It’s one of those key words that scare people in Real Estate transactions. What the heck is a contingency and what does it mean to you as a potential homebuyer?
Very simply, a contingency (or condition) is a provision in a real estate contract that specifies the contract can and will be voided or cease to exist upon the occurrence of or non-occurrence of a certain event. They are built in to the Purchase Agreement contract to protect the seller and the buyer. Here are some of the standard contingencies you’ll encounter in the process:
Mortgage Approval-The standard contract will state that the transaction will only be completed if the buyer’s mortgage loan is approved with substantially the same terms and numbers as in the contract
Appraisal-The contract will also be contingent upon an appraisal for at least the amount of the selling price
Closing Date-The completion of the transaction is contingent upon closing on or before a specified date.

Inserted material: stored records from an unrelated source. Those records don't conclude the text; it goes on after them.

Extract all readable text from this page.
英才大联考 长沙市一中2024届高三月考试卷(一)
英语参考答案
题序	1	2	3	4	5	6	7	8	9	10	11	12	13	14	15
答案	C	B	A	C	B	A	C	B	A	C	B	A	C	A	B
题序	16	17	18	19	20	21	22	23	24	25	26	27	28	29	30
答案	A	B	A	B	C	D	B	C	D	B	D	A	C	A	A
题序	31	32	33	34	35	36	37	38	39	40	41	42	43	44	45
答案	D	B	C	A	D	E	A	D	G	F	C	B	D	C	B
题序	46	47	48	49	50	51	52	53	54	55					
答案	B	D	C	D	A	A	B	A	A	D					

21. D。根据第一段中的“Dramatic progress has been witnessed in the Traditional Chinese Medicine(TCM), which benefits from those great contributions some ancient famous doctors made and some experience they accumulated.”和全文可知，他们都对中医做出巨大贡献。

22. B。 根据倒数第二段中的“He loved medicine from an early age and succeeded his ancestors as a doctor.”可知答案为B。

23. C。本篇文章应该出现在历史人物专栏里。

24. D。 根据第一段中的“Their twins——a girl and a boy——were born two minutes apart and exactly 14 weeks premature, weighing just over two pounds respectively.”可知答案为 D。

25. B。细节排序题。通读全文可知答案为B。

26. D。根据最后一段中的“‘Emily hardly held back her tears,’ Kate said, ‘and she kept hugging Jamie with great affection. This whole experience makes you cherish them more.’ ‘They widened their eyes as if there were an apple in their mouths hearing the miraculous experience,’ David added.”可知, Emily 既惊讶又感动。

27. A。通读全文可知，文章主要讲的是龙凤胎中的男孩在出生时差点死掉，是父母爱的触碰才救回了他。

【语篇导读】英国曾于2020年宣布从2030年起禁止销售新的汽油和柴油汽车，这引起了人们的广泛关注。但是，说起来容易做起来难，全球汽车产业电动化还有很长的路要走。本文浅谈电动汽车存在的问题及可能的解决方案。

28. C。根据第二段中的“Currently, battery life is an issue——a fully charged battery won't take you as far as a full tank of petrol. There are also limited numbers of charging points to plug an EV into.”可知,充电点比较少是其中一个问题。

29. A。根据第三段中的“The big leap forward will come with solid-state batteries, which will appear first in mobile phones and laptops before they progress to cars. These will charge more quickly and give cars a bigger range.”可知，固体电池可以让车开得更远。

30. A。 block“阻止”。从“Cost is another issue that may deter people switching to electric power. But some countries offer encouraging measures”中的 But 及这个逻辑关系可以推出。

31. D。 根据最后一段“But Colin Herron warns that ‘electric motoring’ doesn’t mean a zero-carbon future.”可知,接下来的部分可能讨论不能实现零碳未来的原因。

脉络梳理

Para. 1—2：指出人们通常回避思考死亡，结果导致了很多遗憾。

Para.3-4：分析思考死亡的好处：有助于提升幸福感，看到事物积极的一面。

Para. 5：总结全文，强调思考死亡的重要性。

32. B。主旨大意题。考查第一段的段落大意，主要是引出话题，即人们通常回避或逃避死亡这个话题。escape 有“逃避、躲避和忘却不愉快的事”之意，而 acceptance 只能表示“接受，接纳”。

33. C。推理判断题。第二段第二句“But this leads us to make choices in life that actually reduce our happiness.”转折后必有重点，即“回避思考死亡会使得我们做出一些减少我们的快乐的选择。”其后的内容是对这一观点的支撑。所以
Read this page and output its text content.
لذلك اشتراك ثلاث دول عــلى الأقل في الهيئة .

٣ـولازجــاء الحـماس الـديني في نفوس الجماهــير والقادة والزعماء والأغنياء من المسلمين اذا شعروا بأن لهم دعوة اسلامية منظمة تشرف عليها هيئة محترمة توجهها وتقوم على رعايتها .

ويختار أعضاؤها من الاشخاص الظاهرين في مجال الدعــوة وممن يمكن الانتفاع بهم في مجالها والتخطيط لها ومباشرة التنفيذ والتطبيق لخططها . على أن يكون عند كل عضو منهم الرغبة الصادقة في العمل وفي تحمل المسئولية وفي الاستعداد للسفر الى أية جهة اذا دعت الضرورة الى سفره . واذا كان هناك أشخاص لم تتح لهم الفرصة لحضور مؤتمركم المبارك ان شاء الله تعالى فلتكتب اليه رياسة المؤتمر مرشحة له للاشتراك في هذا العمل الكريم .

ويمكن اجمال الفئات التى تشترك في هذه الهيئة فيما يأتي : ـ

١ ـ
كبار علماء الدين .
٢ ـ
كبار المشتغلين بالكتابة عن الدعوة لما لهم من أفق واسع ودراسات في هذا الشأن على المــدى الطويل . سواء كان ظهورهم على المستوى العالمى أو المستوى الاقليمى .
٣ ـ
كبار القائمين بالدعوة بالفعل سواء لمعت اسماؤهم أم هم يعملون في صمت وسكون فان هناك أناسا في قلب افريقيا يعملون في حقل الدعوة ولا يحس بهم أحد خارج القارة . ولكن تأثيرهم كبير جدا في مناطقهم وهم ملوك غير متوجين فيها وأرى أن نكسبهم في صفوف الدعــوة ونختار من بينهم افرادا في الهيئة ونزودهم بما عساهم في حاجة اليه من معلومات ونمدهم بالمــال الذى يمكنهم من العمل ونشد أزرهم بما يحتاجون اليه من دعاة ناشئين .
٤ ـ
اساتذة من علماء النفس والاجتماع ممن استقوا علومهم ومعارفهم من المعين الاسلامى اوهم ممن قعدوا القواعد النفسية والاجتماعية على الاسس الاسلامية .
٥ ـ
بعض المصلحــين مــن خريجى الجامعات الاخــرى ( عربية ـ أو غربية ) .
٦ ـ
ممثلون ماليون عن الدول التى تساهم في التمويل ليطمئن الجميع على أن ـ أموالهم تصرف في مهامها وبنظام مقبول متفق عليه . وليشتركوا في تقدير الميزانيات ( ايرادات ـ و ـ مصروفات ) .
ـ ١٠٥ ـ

Inspection-The satisfactory completion of a home inspection.
Satisfactory Walk-through-The closing will happen if the buyer is satisfied with a final walk-through of the property the day of or day before closing. All requested repairs have been completed.
Sale of Another Home-Sometimes the buyer is only going to be able to close if they get the funds from the sale of their current home, which is usually under contract. The new deal is contingent upon that deal closing.
Either the seller or the buyer can add many types of contingencies to the contract and contingencies are common and normal in real estate transactions, but remember to always enlist the help of a licensed Realtor to represent you and your interest in any Real Estate transaction.